To develop new mental models, read. A genuine love for reading is one of the most valuable skills you can acquire because it’s so rare. You want to read for its own sake, so the content isn’t important. The fact that you’re doing it is. Also, read slowly because you want to absorb ideas. Likewise, it’s better to read fewer books that form a strong foundation of your knowledge than more books that form a weak foundation. By reading for one to two hours every day, you’ll get ahead of most people. The best books are the ones that make you excited because you want to make it a habit. To learn, teach what you know to others.
Read to the point that no book scares you, confusion is a good sign, it means, you’re building mental muscles. Reading the wrong things in the wrong order is not going to make you smart, though. Pursue timeless knowledge because this is your foundation and it’s very important. When in doubt, start with the source and explore from there.
Treat the books you read as blog posts or tweets which means you should feel no obligation to finish them once you start. Also, when someone recommends you a book, just buy it. This is important because there’s timeless wisdom in books. Older problems have been solved already and the solutions are in books. The older the book, the better because it means it went through a lot of people and that its principles are likely to be correct.
Part II: Happiness
Happiness is a skill you can learn. The term means something different to everyone and exploring your definition is worth it. Naval defines happiness as “the state when nothing is missing”. This involves embracing the present moment and letting go of the past and future. You improve your happiness the same way you improve your fitness: slowly and methodically. To be happy, meditate, read philosophy, value your time, and ignore everything that doesn’t matter.
We believe external things are going to bring us happiness. That said, trying to solve internal problems with external solutions is delusional. There’s no external thing that will make you happy forever. Naturally, we all want things, but we should choose one desire carefully and accept that it will bring us suffering.
To build the skill of happiness, you must develop good habits. Bad habits make you happy in the short run, but make you unhappy in the long run. Examples include drinking alcohol, eating unhealthy food, using social media, or playing video games. When you commit to happiness, you start replacing bad habits with good ones. Additionally, you should surround yourself with positive people. With this in mind, stay away from difficult relationships because they’re unsustainable. Ultimately, to get to a place of happiness, it should become your top priority.

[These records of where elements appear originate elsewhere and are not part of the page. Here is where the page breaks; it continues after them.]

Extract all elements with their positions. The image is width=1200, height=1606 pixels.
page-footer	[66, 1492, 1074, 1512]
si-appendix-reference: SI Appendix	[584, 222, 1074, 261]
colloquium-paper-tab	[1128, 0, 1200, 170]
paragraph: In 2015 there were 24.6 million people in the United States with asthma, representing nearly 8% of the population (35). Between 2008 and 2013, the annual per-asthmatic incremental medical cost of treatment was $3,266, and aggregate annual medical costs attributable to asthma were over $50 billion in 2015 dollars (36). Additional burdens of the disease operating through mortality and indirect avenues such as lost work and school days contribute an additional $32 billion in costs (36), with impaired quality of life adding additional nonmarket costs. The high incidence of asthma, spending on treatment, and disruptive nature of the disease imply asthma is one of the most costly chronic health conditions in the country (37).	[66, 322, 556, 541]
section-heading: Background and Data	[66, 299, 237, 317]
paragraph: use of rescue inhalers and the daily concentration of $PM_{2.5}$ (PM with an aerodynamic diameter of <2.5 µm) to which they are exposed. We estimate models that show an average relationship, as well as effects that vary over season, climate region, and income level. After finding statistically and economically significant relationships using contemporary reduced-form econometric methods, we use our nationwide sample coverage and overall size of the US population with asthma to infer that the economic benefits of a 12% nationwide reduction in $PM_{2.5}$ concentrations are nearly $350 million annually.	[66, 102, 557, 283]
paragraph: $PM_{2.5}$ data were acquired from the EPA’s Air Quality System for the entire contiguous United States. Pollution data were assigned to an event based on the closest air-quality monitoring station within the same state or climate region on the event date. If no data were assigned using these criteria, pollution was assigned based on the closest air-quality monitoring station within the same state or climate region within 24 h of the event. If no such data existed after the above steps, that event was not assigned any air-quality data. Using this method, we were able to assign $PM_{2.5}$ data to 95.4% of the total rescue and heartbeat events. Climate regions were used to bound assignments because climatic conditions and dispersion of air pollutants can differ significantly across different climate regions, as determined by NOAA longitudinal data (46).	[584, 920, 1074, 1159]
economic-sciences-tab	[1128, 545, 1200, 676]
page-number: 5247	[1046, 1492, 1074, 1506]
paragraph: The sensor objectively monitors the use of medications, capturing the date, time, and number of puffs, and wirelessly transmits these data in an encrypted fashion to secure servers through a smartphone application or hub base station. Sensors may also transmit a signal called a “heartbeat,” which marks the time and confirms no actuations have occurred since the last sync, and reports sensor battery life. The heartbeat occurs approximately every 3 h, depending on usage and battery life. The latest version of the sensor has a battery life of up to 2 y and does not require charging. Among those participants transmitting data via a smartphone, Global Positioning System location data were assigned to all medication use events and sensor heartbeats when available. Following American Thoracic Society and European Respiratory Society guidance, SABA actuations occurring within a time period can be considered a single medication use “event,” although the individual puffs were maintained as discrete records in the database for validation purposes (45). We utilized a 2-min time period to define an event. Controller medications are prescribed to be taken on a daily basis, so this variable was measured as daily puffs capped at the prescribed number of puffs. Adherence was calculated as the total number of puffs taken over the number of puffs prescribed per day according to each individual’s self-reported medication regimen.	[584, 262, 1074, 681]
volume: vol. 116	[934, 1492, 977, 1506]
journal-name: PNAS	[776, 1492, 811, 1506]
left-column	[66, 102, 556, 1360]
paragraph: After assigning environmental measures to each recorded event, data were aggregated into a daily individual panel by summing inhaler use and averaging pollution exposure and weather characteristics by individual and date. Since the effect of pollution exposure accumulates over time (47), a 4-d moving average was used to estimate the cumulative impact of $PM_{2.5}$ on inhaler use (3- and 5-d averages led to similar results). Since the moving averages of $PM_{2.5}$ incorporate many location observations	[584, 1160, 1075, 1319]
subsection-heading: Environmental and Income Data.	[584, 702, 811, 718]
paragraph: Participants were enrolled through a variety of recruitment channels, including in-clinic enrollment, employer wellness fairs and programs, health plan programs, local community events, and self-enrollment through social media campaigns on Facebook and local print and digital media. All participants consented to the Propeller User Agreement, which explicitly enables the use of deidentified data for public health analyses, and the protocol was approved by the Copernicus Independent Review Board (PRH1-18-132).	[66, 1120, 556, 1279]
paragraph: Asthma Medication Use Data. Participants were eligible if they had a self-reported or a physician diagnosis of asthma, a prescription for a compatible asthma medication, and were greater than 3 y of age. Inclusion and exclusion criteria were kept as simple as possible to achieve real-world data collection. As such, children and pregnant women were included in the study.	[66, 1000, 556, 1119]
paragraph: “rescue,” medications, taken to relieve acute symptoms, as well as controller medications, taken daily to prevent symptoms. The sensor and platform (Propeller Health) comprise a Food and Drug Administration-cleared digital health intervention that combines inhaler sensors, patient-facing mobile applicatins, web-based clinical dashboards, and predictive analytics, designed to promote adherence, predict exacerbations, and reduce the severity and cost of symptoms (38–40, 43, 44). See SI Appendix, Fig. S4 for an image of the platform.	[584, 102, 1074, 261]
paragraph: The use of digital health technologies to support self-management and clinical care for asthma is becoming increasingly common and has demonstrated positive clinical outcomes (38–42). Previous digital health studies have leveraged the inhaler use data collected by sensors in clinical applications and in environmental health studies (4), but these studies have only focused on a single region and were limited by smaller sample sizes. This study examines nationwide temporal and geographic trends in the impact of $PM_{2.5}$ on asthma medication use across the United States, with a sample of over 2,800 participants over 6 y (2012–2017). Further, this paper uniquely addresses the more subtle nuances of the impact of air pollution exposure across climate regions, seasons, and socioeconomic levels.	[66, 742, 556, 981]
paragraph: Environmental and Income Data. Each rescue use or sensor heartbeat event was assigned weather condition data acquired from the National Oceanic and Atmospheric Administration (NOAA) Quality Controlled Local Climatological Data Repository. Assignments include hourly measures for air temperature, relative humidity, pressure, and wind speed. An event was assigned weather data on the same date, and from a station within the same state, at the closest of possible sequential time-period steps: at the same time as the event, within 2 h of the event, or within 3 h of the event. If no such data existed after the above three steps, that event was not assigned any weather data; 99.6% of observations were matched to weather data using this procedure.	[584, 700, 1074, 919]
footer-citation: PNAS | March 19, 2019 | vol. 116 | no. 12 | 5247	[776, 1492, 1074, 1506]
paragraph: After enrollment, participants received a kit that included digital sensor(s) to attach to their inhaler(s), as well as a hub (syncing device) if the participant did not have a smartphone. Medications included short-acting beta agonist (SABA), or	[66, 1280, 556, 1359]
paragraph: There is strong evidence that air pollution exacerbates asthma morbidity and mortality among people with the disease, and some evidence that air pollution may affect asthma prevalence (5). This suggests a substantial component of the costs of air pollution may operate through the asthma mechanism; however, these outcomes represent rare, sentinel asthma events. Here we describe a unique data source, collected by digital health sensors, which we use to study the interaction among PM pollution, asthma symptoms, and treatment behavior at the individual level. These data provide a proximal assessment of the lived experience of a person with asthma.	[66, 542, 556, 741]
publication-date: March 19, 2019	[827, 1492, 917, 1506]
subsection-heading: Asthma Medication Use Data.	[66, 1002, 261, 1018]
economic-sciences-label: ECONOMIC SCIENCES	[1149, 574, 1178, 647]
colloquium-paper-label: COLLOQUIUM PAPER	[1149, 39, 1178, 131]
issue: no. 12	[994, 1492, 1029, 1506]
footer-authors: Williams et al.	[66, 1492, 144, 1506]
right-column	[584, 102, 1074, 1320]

Naval has a series of habits that make him happy almost immediately:
- Meditation
- Having self-awareness
- Getting sunlight
- Questioning your desires
- Not drinking caffeine
- Working out every day
- Telling everyone you’re happy
- Using these apps less: phone, calendar, alarm clock
- Never keeping secrets
- Doing things out of interest, not obligation
- Being optimistic
We must accept the things we can’t change. The most important one is death because by accepting death, life becomes a game which means we get to have fun more often. Enjoy life while it lasts because it’s not that long. Think about death often and whatever you do, don’t deny it. Similarly, your health should be your top priority because without it everything else falls apart. Exercise and meditate daily.
Time is all you have, so value it. You want to spend your time doing what you love. Spending your time trying to make others happy isn’t a good idea. Everyone is in charge of their own happiness. To make others happy, you must be happy yourself, but ultimately, their happiness is not your responsibility.